Killing My Own Snakes – Anne Leslie (4.2) Subtitled, ‘The extraordinary life of a Daily Mail and Fleet Street legend’ this memoir records the struggles Ann Leslie faced as a female journalist and foreign correspondent. From a fairly sheltered existence she was sent to cover stories of war, poverty and unspeakable cruelty, but was also able to be present at some of the greatest moments in twentieth century history, such as the fall of the Berlin Wall and the release of Nelson Mandela.

Leslie describes the state of journalism when she began writing in the Fifties for the Express – dominated by machismo and alcohol. She negates the idea of the Swinging Sixties as a media construct coined with hindsight. She claims, “Of course, the Sixties didn’t swing in Hull or Gravesend. In reality, outside a small geographical section of London, Britain as a whole remained as purse-mouthed, frugal and dyed-in-the-wool conservative as ever.”

Through her years in journalism Leslie saw changes in gender politics but also in class obsession, when regional accents, rather than Received Pronunciation, became de rigueur. Don’t imagine however, that Leslie feels protective towards the sisterhood. She shows a lack of support for other women: she not only wants to be one of the lads, but the only woman in a masculine environs. She refers to women as “frizzy-haired” and picks on their appearance when it has no relevance, taking sideswipes at Guardian readers and other females. Her attitude towards sexual abuse is outmoded and shocking in its lack of compassion. She can be sympathetic to women as long as they are not Western or possible competitors, demonstrating an interest in the rates of literacy among Arab women, but only inasmuch as it effects the economy.

Of course, she has strong opinions, many of which I don’t agree with, and she records some of her writings simply because she is proud of the rhetoric. They sound alarmingly like screaming Daily Mail oratory. Her piece on the release of Mandela tells us more about her than him, and she has a sneering way of writing about people of whom she doesn’t approve. When confronted with something she doesn’t understand, she turns to typical right-wing hard-line criticism and disparagement.

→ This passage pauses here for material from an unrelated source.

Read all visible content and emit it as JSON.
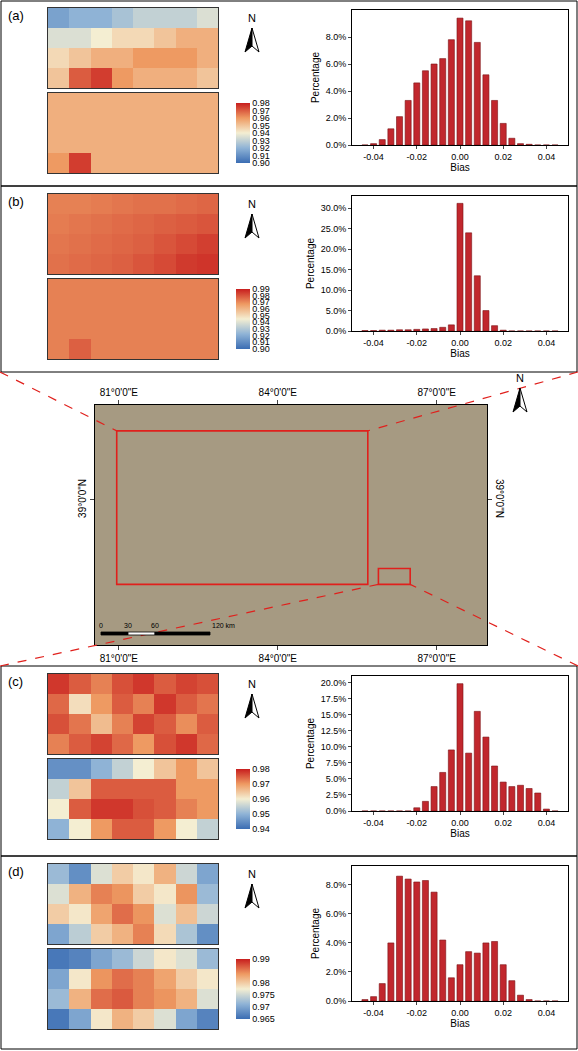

She can be cringe-worthily cocksure, and her attitude on war is fairly simplistic with clear-cut terms of right and wrong (left). I may not agree with her political leanings, and some of her caustic comments display an unpleasant bitterness, but there are some mitigating sections of great descriptive writing. This is generally an interesting examination of journalism through the past few decades, with particular interest in her early years of sexual and class oppression; perhaps as a lighter counterpoint to Kate Adie’s The Kindness of Strangers.